Muito antes de ingressar à Família Kung Fu, eu já ouvia as histórias sobre a primeira mulher titulada mestre de Ving Tsun reconhecida pela International Moy Yat Ving Tsun Federation. Mestra Úrsula Lima (Moy Lin Mah) é uma das pessoas que eu mais admiro na vida. Talvez ela nem saiba do tamanho desse meu apreço (até o momento). Pessoalmente, a conheci por intermédio do meu amado Fernando Xavier, quando estive na reunião fundamental do que viria a ser o núcleo Freguesia, sede da Família Moy Fei Lap, do Mestre Felipe Soares. Ali e em outros momentos, só foi confirmando o que eu sempre achei: ela é uma mulher admirável!
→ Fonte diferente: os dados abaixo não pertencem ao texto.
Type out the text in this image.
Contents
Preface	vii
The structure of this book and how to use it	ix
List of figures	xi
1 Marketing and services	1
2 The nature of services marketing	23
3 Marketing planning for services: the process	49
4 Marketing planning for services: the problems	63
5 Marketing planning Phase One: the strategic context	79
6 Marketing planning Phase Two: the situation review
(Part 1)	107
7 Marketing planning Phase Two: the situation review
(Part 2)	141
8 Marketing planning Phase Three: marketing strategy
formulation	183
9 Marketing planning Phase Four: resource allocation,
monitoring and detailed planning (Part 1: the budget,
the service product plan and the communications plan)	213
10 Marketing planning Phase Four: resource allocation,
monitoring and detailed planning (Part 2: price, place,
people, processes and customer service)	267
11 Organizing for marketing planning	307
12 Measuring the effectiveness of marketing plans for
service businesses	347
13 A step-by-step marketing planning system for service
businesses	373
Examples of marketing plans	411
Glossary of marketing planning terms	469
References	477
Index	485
Meu Si Fu, Mestre Julio Camacho, sempre comenta a respeito de minha Si Suk (termo em chinês que representa tio/tia mais novo) e do quanto ela está presente nos momentos mais marcantes da sua trajetória no Ving Tsun. Foi na casa de Si Suk Úrsula, também prima de meu Si Fu, que ele começou a dar aulas do nosso Sistema. Como ele mesmo diz: “pequenas ações geram desdobramentos”. Esse momento inicial se desdobrou e hoje os dois são história do Ving Tsun, do Rio de Janeiro para o mundo.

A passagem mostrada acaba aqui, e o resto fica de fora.